In stepwise multiple linear regression, with time post stroke, lesion load, and aphasia severity specified as control variables/co-variates, FC between the right Cereb2-left Cereb1 (standardized beta [std B] = −0.255, p <0.004), the right Cereb2-right aMTG (std B = 0.259, p<0.004) and the right Cereb2-left aSTG (std B = −0.208, p<0.018) were significant predictors of Boston naming test score (BNT). The overall model fit was R2 = 0.786 (p= 0.001, significant after Bonferroni correction). This indicates that the effect of specific cerebello-cerebral FC metrics on naming are above and beyond the effect of aphasia severity, lesion load, and time post-stroke.

3. Discussion

To our knowledge, this is the first study to investigate the FC between the right posterolateral cerebellum and bilateral cortical language regions in stroke participants with chronic aphasia. Our results showed that both the right cerebellar Crus I and II (Cereb1, Cereb2) demonstrate resting state FC to contralateral (left) and ipsilateral (right) cortical regions involved in language processing and that integrity of these connections are predictors of naming ability in the chronic phase following stroke. The FC pattern observed in cognitively normal controls is consistent with previous studies and shows a robust connectivity between the cerebellar right Crus I/II seed region and fronto-parietal language-cognitive networks (Buckner et al., 2011; D’Mello et al., 2017; Gao et al., 2017; Hubrich-Ungureanu et al., 2002; Peter E Turkeltaub et al., 2016). This further supports the observation that a major portion of the human cerebellum is functionally coupled to cerebral association areas (Habas et al., 2009; Krienen & Buckner, 2009; O'reilly et al., 2010).

In our study, the FC patterns observed in the participants with stroke were similar to that observed in the cognitively normal controls. However, it should be noted that although patterns were similar, the strength of connections may differ as the two groups were not directly compared due to differences in imaging acquisition parameters. There were some key differences between the cognitively normal controls and those with stroke. For example, the cognitively normal controls demonstrated strong FC between the right cerebellar seed regions (Crus I/II) and left IFG, pars opercularis. This connection was absent in participants with stroke. On the other hand, participants with stroke showed strong positive FC between the right cerebellar seed regions and left STG, whereas cognitively normal controls showed no functional connectivity between right cerebellar seed regions and left STG. In addition, participants with stroke showed additional FC between right cerebellar seed regions and right language regions that were absent in cognitively normal controls (Supplementary Tables 2, 3). We speculate that this could be in part due to lesion load and cortical reorganization of residual left hemisphere regions. Studies have shown that when participants have lesions affecting critical left hemisphere language regions, they utilize residual tissue within the left hemisphere and also recruit right hemisphere language regions for language processing (Griffis et al., 2017; LaCroix et al., 2021; Postman-Caucheteux et al., 2010; Sebastian & Kiran, 2011; Skipper-Kallal et al., 2017; Turkeltaub et al., 2011; Wilson & Schneck, 2020).

We found that adding the covariates of aphasia severity and lesion load changed the cerebello-cerebral network connectivity in stroke participants, but not time post-stroke.

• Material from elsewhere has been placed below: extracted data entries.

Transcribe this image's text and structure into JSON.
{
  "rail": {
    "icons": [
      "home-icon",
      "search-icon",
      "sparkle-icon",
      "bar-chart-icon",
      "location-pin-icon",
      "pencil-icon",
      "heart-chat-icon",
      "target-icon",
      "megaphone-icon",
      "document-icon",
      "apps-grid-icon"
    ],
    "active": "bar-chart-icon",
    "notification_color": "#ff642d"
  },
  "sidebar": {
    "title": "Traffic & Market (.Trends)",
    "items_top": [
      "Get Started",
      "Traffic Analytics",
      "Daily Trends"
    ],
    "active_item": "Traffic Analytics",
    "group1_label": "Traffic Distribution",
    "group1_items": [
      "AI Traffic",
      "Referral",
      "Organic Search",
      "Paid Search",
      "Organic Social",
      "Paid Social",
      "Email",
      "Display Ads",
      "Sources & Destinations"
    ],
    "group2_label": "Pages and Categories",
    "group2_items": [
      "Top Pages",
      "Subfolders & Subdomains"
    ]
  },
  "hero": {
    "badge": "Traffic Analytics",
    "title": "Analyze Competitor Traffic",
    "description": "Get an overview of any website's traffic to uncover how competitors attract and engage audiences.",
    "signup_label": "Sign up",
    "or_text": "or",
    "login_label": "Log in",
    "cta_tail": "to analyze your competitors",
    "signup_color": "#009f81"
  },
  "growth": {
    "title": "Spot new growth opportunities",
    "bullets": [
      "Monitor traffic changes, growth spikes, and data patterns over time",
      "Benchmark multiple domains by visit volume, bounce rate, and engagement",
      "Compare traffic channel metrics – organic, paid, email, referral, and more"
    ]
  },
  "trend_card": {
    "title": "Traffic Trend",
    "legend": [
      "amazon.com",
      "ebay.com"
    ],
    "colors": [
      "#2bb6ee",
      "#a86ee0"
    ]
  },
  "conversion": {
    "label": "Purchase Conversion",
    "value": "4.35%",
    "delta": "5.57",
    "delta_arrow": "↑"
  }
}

When lesion load was added as a covariate, the only significant cerebello-cerebral connection was between right Cereb1 and 2 and bilateral inferior temporal gyrus. This could be because the left inferior temporal gyrus was not lesioned in most stroke participants. However, there were other regions not lesioned in most participants (left middle frontal gyrus) that showed no significant connection with the right cerebellar language regions. This indicates that the regions not affected by the lesion can still have altered functional connectivity patterns. It should be noted that the lesion load in our study also included bilateral WMH. The WMH in our stroke cohort was overall symmetric and involved both anterior and posterior regions. Thus, it is unclear if the WMH may likely be contributing to the observed effect. Adding the co-variate of aphasia severity also resulted in only two significant connections between the right cerebellar seed region and bilateral cortical language ROIs (left anterior supramarginal gyrus and right anterior superior temporal gyrus). Similar to lesion load, aphasia severity led to extensive reduction in the functional connectivity in the cerebello-cerebral network. The results suggest that higher aphasia severity might result in widespread dysfunction in the core language network resulting in reduced functional connectivity. Many of our stroke participants who had severe aphasia also had large lesions, which may have contributed to overall dampened functional connectivity. Our findings are in line with other studies that have shown that aphasia severity and lesion volume affect resting state networks in stroke participants with aphasia (e.g., Falconner et al, 2024; Meier et al., 2023; Siegel et al., 2016; Sandberg, 2017).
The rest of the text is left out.